The new hydrogen storage technology stems from research into the use of layered materials in nanotechnology by Associate Professor Yuerui (Larry) Lu.
“Layered materials are made up of many sheets of ultra-thin layers, and each layer is only one or a few atoms thick,” Lu explained. “It is similar to a book that is made of many paper layers. Each ‘paper sheet’ is only one or a few atoms thick.”
The atoms within a layer are linked by chemical bonds, while consecutive layers are bonded by a much weaker force: physical adsorption. Thus, layered materials can be mechanically exfoliated layer by layer, Lu explained.
The hydrogen is stored between layer sheets in the form of nano-bubbles.
Expected benefits include “a remarkable energy density, high stability” which will improve “the capacity and robustness of low-cost hydrogen storage and transportation, reducing energy costs, and making hydrogen energy a more accessible and sustainable clean energy source for Australia,” the ARC announced.
Clean energy transition
Hydrogen is the most abundant chemical element, found everywhere in the universe. On earth, hydrogen is rarely found on its own. Instead, it is bound up with other elements in common substances such as water, methane, and propane.
Hydrogen can be burned without releasing harmful emissions; the only byproduct is water. But it does require energy to produce, and, while technology for producing low-carbon hydrogen already exists, it is currently more expensive than other production methods and alternative fuels.

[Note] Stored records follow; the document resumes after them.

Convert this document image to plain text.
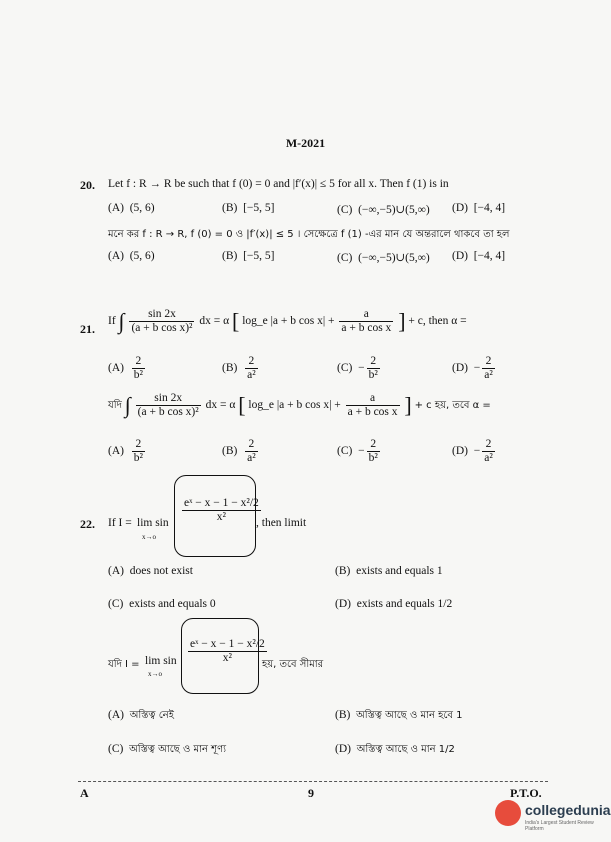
M-2021
20. Let f : R → R be such that f (0) = 0 and |f′(x)| ≤ 5 for all x. Then f (1) is in
(A) (5, 6)	(B) [−5, 5]	(C) (−∞,−5)∪(5,∞) (D) [−4, 4]
মনে কর f : R → R, f (0) = 0 ও |f′(x)| ≤ 5 । সেক্ষেত্রে f (1) -এর মান যে অন্তরালে থাকবে তা হল
(A) (5, 6)	(B) [−5, 5]	(C) (−∞,−5)∪(5,∞) (D) [−4, 4]
21.
If ∫ $\frac{\sin 2x}{\text{(a + b cos x)²}}$ dx = α [ log_e |a + b $\cos x| + \frac{a}{\text{a + b cos x}}$ ] + c, then α =
$(A) \frac{2}{\text{b²}}$	$(B) \frac{2}{\text{a²}}$	$(C) - \frac{2}{\text{b²}}$	$(D) - \frac{2}{\text{a²}}$
যদি ∫ $\frac{\sin 2x}{\text{(a + b cos x)²}}$ dx = α [ log_e |a + b $\cos x| + \frac{a}{\text{a + b cos x}}$ ] + c হয়, তবে α =
$(A) \frac{2}{\text{b²}}$	$(B) \frac{2}{\text{a²}}$	$(C) - \frac{2}{\text{b²}}$	$(D) - \frac{2}{\text{a²}}$
22. If I = lim sin
x→o
$\frac{\text{eˣ − x − 1 − x²/2}}{\text{x²}}$
, then limit
(A) does not exist	(B) exists and equals 1
(C) exists and equals 0	(D) exists and equals 1/2
যদি I = lim sin
x→o
$\frac{\text{eˣ − x − 1 − x²/2}}{\text{x²}}$
হয়, তবে সীমার
(A) অস্তিত্ব নেই	(B) অস্তিত্ব আছে ও মান হবে 1
(C) অস্তিত্ব আছে ও মান শূণ্য	(D) অস্তিত্ব আছে ও মান 1/2
A	9	P.T.O.
collegedunia
India's Largest Student Review Platform
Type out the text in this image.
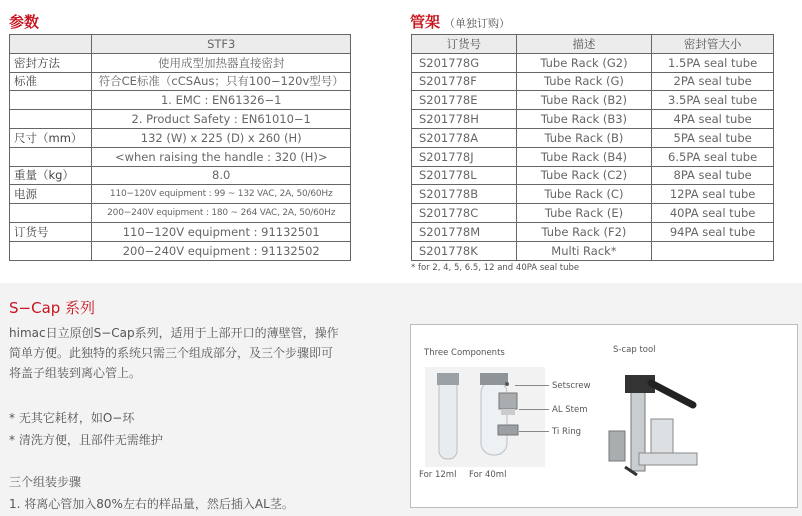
参数
	STF3
密封方法	使用成型加热器直接密封
标准	符合CE标准（cCSAus；只有100−120v型号）
	1. EMC : EN61326−1
	2. Product Safety : EN61010−1
尺寸（mm）	132 (W) x 225 (D) x 260 (H)
	<when raising the handle : 320 (H)>
重量（kg）	8.0
电源	110−120V equipment : 99 ~ 132 VAC, 2A, 50/60Hz
	200−240V equipment : 180 ~ 264 VAC, 2A, 50/60Hz
订货号	110−120V equipment : 91132501
	200−240V equipment : 91132502
管架 （单独订购）
订货号	描述	密封管大小
S201778G	Tube Rack (G2)	1.5PA seal tube
S201778F	Tube Rack (G)	2PA seal tube
S201778E	Tube Rack (B2)	3.5PA seal tube
S201778H	Tube Rack (B3)	4PA seal tube
S201778A	Tube Rack (B)	5PA seal tube
S201778J	Tube Rack (B4)	6.5PA seal tube
S201778L	Tube Rack (C2)	8PA seal tube
S201778B	Tube Rack (C)	12PA seal tube
S201778C	Tube Rack (E)	40PA seal tube
S201778M	Tube Rack (F2)	94PA seal tube
S201778K	Multi Rack*	
* for 2, 4, 5, 6.5, 12 and 40PA seal tube
S−Cap 系列
himac日立原创S−Cap系列，适用于上部开口的薄壁管，操作
简单方便。此独特的系统只需三个组成部分，及三个步骤即可
将盖子组装到离心管上。
* 无其它耗材，如O−环
* 清洗方便，且部件无需维护
三个组装步骤
1. 将离心管加入80%左右的样品量，然后插入AL茎。
Three Components	S-cap tool
Setscrew
AL Stem
Ti Ring
For 12ml For 40ml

But that will be changing soon. Major energy companies are investing in electrolysis-based hydrogen plants which will come online this decade. Meanwhile, solar and wind energy, which are limited by changing weather conditions, can be stored as hydrogen energy and then distributed during periods of higher demand.
In the near future, safer and more affordable technology for storage and transportation will be needed to allow the hydrogen energy economy to grow.

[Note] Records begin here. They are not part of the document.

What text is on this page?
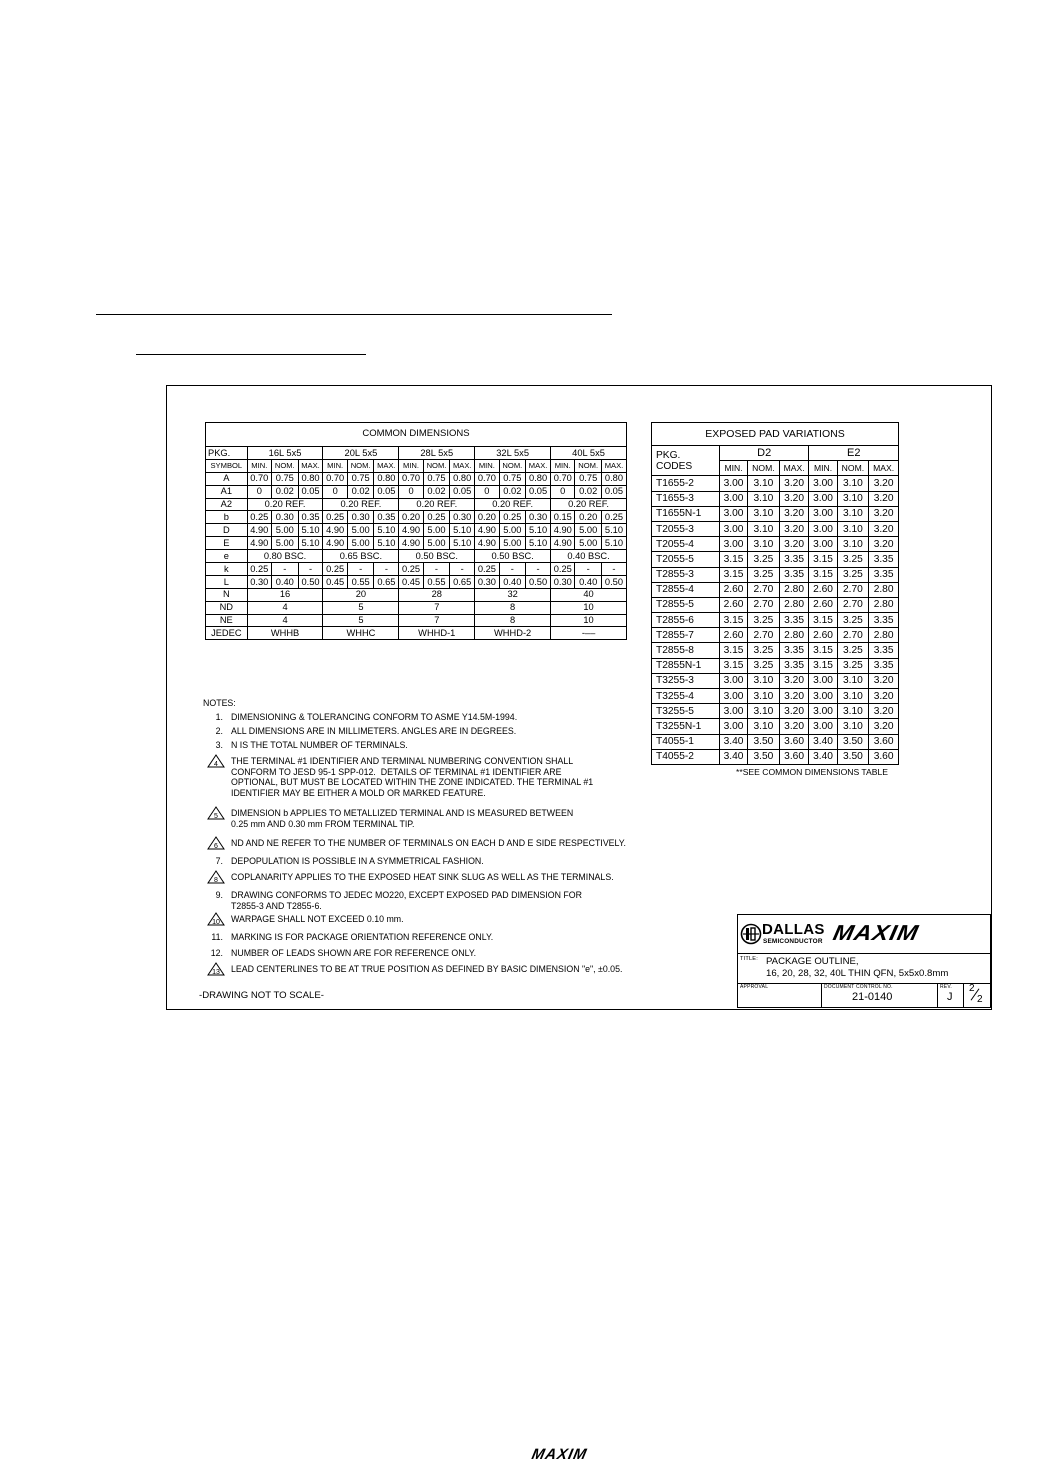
COMMON DIMENSIONS															
PKG.	16L 5x5			20L 5x5			28L 5x5			32L 5x5			40L 5x5		
SYMBOL	MIN.	NOM.	MAX.	MIN.	NOM.	MAX.	MIN.	NOM.	MAX.	MIN.	NOM.	MAX.	MIN.	NOM.	MAX.
A	0.70	0.75	0.80	0.70	0.75	0.80	0.70	0.75	0.80	0.70	0.75	0.80	0.70	0.75	0.80
A1	0	0.02	0.05	0	0.02	0.05	0	0.02	0.05	0	0.02	0.05	0	0.02	0.05
A2	0.20 REF.			0.20 REF.			0.20 REF.			0.20 REF.			0.20 REF.		
b	0.25	0.30	0.35	0.25	0.30	0.35	0.20	0.25	0.30	0.20	0.25	0.30	0.15	0.20	0.25
D	4.90	5.00	5.10	4.90	5.00	5.10	4.90	5.00	5.10	4.90	5.00	5.10	4.90	5.00	5.10
E	4.90	5.00	5.10	4.90	5.00	5.10	4.90	5.00	5.10	4.90	5.00	5.10	4.90	5.00	5.10
e	0.80 BSC.			0.65 BSC.			0.50 BSC.			0.50 BSC.			0.40 BSC.		
k	0.25	-	-	0.25	-	-	0.25	-	-	0.25	-	-	0.25	-	-
L	0.30	0.40	0.50	0.45	0.55	0.65	0.45	0.55	0.65	0.30	0.40	0.50	0.30	0.40	0.50
N	16			20			28			32			40		
ND	4			5			7			8			10		
NE	4			5			7			8			10		
JEDEC	WHHB			WHHC			WHHD-1			WHHD-2			-––		
EXPOSED PAD VARIATIONS						
PKG.
CODES	D2			E2		
	MIN.	NOM.	MAX.	MIN.	NOM.	MAX.
T1655-2	3.00	3.10	3.20	3.00	3.10	3.20
T1655-3	3.00	3.10	3.20	3.00	3.10	3.20
T1655N-1	3.00	3.10	3.20	3.00	3.10	3.20
T2055-3	3.00	3.10	3.20	3.00	3.10	3.20
T2055-4	3.00	3.10	3.20	3.00	3.10	3.20
T2055-5	3.15	3.25	3.35	3.15	3.25	3.35
T2855-3	3.15	3.25	3.35	3.15	3.25	3.35
T2855-4	2.60	2.70	2.80	2.60	2.70	2.80
T2855-5	2.60	2.70	2.80	2.60	2.70	2.80
T2855-6	3.15	3.25	3.35	3.15	3.25	3.35
T2855-7	2.60	2.70	2.80	2.60	2.70	2.80
T2855-8	3.15	3.25	3.35	3.15	3.25	3.35
T2855N-1	3.15	3.25	3.35	3.15	3.25	3.35
T3255-3	3.00	3.10	3.20	3.00	3.10	3.20
T3255-4	3.00	3.10	3.20	3.00	3.10	3.20
T3255-5	3.00	3.10	3.20	3.00	3.10	3.20
T3255N-1	3.00	3.10	3.20	3.00	3.10	3.20
T4055-1	3.40	3.50	3.60	3.40	3.50	3.60
T4055-2	3.40	3.50	3.60	3.40	3.50	3.60
**SEE COMMON DIMENSIONS TABLE
NOTES:
1. DIMENSIONING & TOLERANCING CONFORM TO ASME Y14.5M-1994.
2. ALL DIMENSIONS ARE IN MILLIMETERS. ANGLES ARE IN DEGREES.
3. N IS THE TOTAL NUMBER OF TERMINALS.
4 THE TERMINAL #1 IDENTIFIER AND TERMINAL NUMBERING CONVENTION SHALL
CONFORM TO JESD 95-1 SPP-012.  DETAILS OF TERMINAL #1 IDENTIFIER ARE
OPTIONAL, BUT MUST BE LOCATED WITHIN THE ZONE INDICATED. THE TERMINAL #1
IDENTIFIER MAY BE EITHER A MOLD OR MARKED FEATURE.
5 DIMENSION b APPLIES TO METALLIZED TERMINAL AND IS MEASURED BETWEEN
0.25 mm AND 0.30 mm FROM TERMINAL TIP.
6 ND AND NE REFER TO THE NUMBER OF TERMINALS ON EACH D AND E SIDE RESPECTIVELY.
7. DEPOPULATION IS POSSIBLE IN A SYMMETRICAL FASHION.
8 COPLANARITY APPLIES TO THE EXPOSED HEAT SINK SLUG AS WELL AS THE TERMINALS.
9. DRAWING CONFORMS TO JEDEC MO220, EXCEPT EXPOSED PAD DIMENSION FOR
T2855-3 AND T2855-6.
10 WARPAGE SHALL NOT EXCEED 0.10 mm.
11. MARKING IS FOR PACKAGE ORIENTATION REFERENCE ONLY.
12. NUMBER OF LEADS SHOWN ARE FOR REFERENCE ONLY.
13 LEAD CENTERLINES TO BE AT TRUE POSITION AS DEFINED BY BASIC DIMENSION "e", ±0.05.
-DRAWING NOT TO SCALE-
DALLAS
SEMICONDUCTOR MAXIM
TITLE: PACKAGE OUTLINE,
16, 20, 28, 32, 40L THIN QFN, 5x5x0.8mm
APPROVAL	DOCUMENT CONTROL NO.
21-0140
REV.
J
2
2
MAXIM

That is where Lu’s research comes in. Because hydrogen is highly flammable, safe storage and transportation is costly. High-pressure tanks are used to store hydrogen as a gas, while cryogenic temperatures are required to store it as a liquid.
With this new innovation, “each nanobubble is similar to a tiny hydrogen tank to physically store hydrogen gas,” Lu said.
“In the traditional way, a high-pressure tank is required to store hydrogen, which is very expensive and could be dangerous. Here, we split the hydrogen into small units (in the form of nano-bubbles) and store them in solid materials. The high-pressure tank is not required.”
Lu and his team expect that hydrogen in the form of nanobubbles will be safely stored and transported at ambient pressure and temperature, a huge cost savings that will unleash the potential of an emerging sustainable energy sector that can help replace the burning of fossil fuels.
Origins of the hydrogen bubble sandwich
Lu and co-workers demonstrated in 2019 that they can create robust, and highly pressurised hydrogen nano-bubbles to be stored in layered materials.
Research Fellow Dr Juan Felipe Torres applied for and received funding from CECS Industry Engagement Advice and Investment Scheme to visit Japan and show Lu’s work to former colleagues at Toshiba Corporation.
Toshiba signed on as a partner organisation and Torres joined as a chief investigator before applying for the ARC grant. Global Power Generation Australia and Evoenergy are also partner organisations.
Lu had been researching nanotechology in other arenas. His invention of an atomically thin lens, 2000 times thinner than a human hair, was reported on by the science program Scope and ABC News in 2016.
“This hydrogen storage project, small lens, and very thin solar cells are all using the ‘layered materials’ that my group is working on,” Lu said.